On the anniversary of his second inauguration, Donald Trump wrote online that he wanted his administration to focus more on “talking about the murderers and other criminals” that “the Department of Homeland Security and ICE … are capturing and taking out of the system.” The president apparently meant what he said — and he hasn’t stopped repeating the talking point lately.
Immigration and Customs Enforcement agents, he said at a recent Mar-a-Lago event, are “taking out murderers, they’re taking out drug lords, they’re taking out people from mental institutions. … They’re taking out the roughest people.” Around the same time, at a North Carolina event, the Republican similarly boasted, “We’re really focused on the bad people,” arresting “murderers, the drug dealers, the ones from prison.”
Late last week, Trump assured reporters, “We’re focusing on the criminals, the killers.” A few days earlier, in an NBC News interview, the president added, “We are totally focused on criminals, really bad criminals. … I’m talking about murderers from different countries.”
Congressional Republicans, taking their rhetorical cues from the White House, have tried to stick to the script. On Tuesday morning, House Republican Whip Tom Emmer appeared at a Capitol Hill press conference and, in apparent reference to immigrants being targeted by the administration, began his remarks by saying, “Pedophiles. Rapists. Murderers.”
The Minnesota Republican similarly held up a photo of a suspect, under an all-caps headline that read “Worst of the worst.” The four-word phrase was familiar, in large part because it’s the same phrase Trump has repeated countless times in recent years, emphasizing who exactly would be targeted by federal immigration agents.
What GOP officials refuse to acknowledge, however, is that the talking point isn’t true. CBS News reported this week:
Less than 14% of nearly 400,000 immigrants arrested by Immigration and Customs Enforcement in President Trump’s first year back in the White House had charges or convictions for violent criminal offenses, according to an internal Department of Homeland Security document obtained by CBS News.
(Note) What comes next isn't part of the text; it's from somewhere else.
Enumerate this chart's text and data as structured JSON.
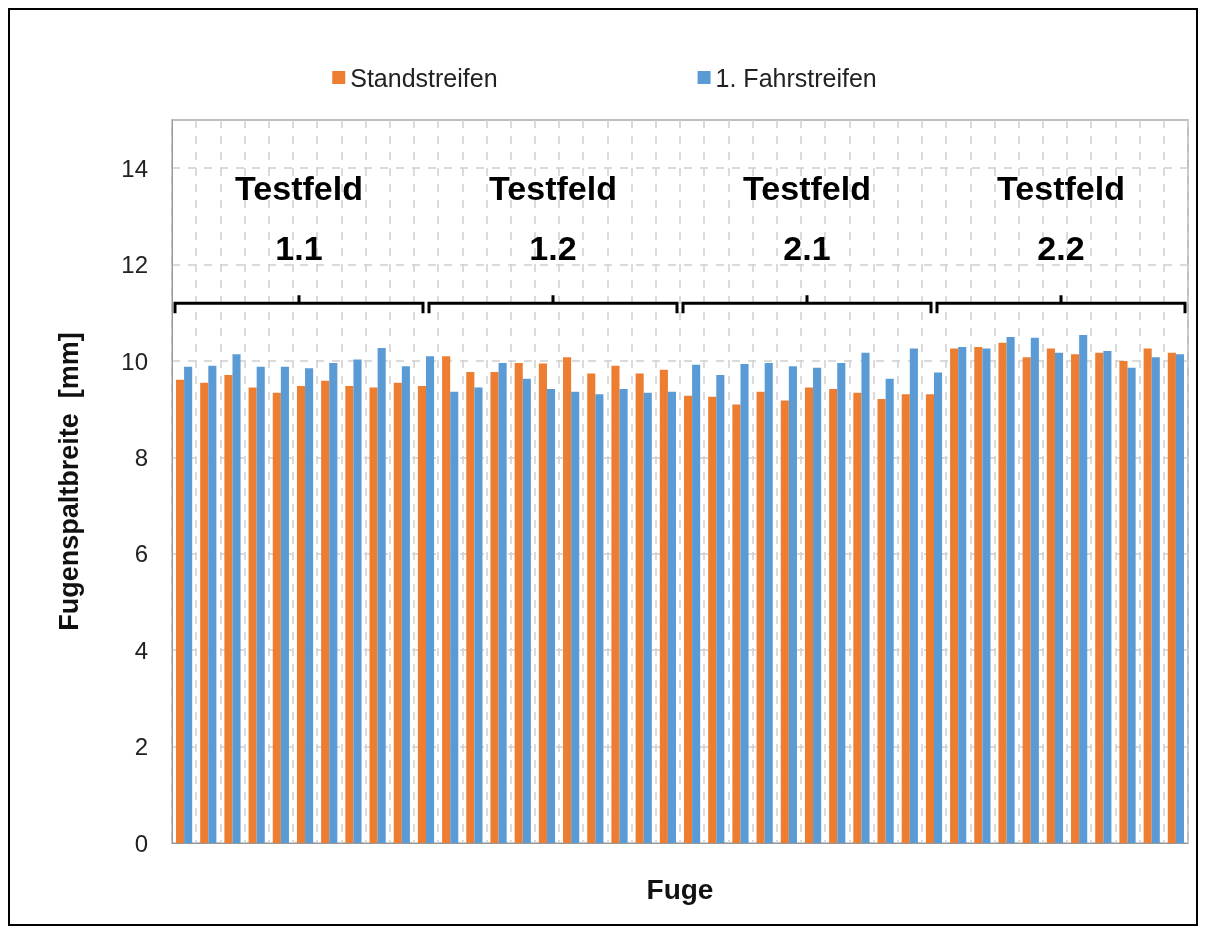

The official statistics contained in the DHS document, which had not been previously reported publicly, provide the most detailed look yet into who ICE has arrested during the Trump administration’s far-reaching deportation operations across the U.S.
The CBS News report hasn’t been independently verified by MS NOW, but a variety of media outlets have run related reports in recent weeks and months, emphasizing the simple fact that, as The New York Times recently summarized, “The vast majority of immigrants arrested have no convictions for violent crime.”
A recent report from the Cato Institute similarly found that of all the people booked by ICE since Oct. 1, only 5% of them had a violent criminal conviction — and of those with any kind of criminal conviction, most had been found guilty of misdemeanors, including traffic convictions.
If Trump were “totally focused on … really bad criminals,” the country would be having a very different kind of conversation. Reality, however, is stubborn.